MOSCOW (Reuters) -Ukrainian forces continued to shell Russia's border region of Belgorod overnight into Sunday after two people were killed the previous night and hundreds of children were evacuated away from the border, Governor Vyacheslav Gladkov said.
"Overnight, it was quite restless," Gladkov said on the Telegram channel, adding that the Shebekino and Volokonovsky districts had suffered "lots" of damage from the latest shelling.
Gladkov later wrote that fires had broken out in the town of Shebekino after Ukrainian forces shelled a market area in the centre, adding that nobody had been injured. Shebekino is about 7 km (4 miles) from the Ukrainian border.
More than 4,000 people have been relocated to temporary accommodation in the region, Gladkov said.
The reality of the war, which Moscow launched in Ukraine in February 2022, has been increasingly brought to Russia, with intensified shelling on border regions but also air strikes deep inside the country, including last week on Moscow.
In late May, Russia's military said it had repelled one of the most serious cross-border attacks by a Ukrainian "sabotage group" that it said had entered Russian territory in Belgorod.
Ukraine denied attacking Moscow last week and has also denied that its military is involved in the incursions into Belgorod. It says they are conducted by Russian volunteer fighters.

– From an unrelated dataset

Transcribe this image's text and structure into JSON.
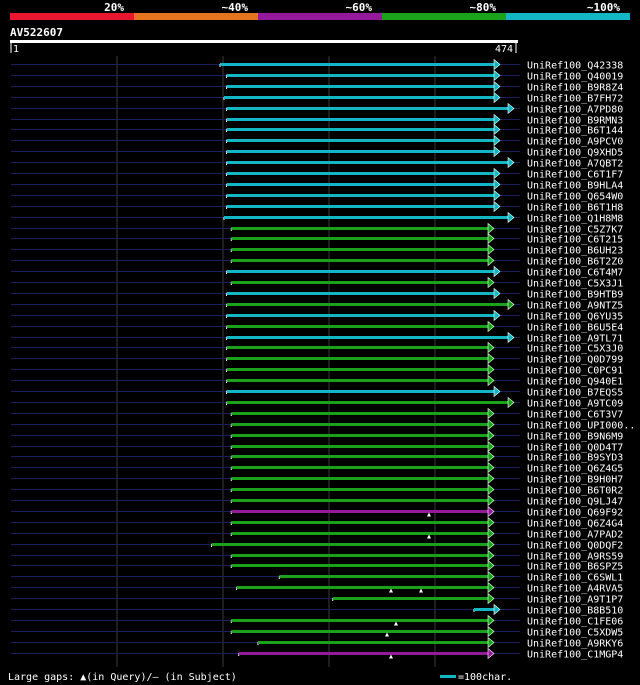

On Saturday, Gladkov escorted about 600 children from the region's Shebekino and Graivoron districts to the cities of Yaroslavl and Kaluga, far from the Ukrainian border.
"The children of Shebekino are very worried about their hometown," he said. "I started leaving, they stopped me and with anxiety started asking questions."
Shebekino, a town of about 40,000, and other places in Belgorod have been attacked repeatedly recently, with Gladkov telling Russian media that his region now lives in "conditions of actual war".
Moscow calls its actions in Ukraine a "special military operation," not a war, and says it was launched to protect Russia from the threat of Ukraine's moves toward the West.
Kyiv and its allies say it is an unprovoked war of aggression to grab land.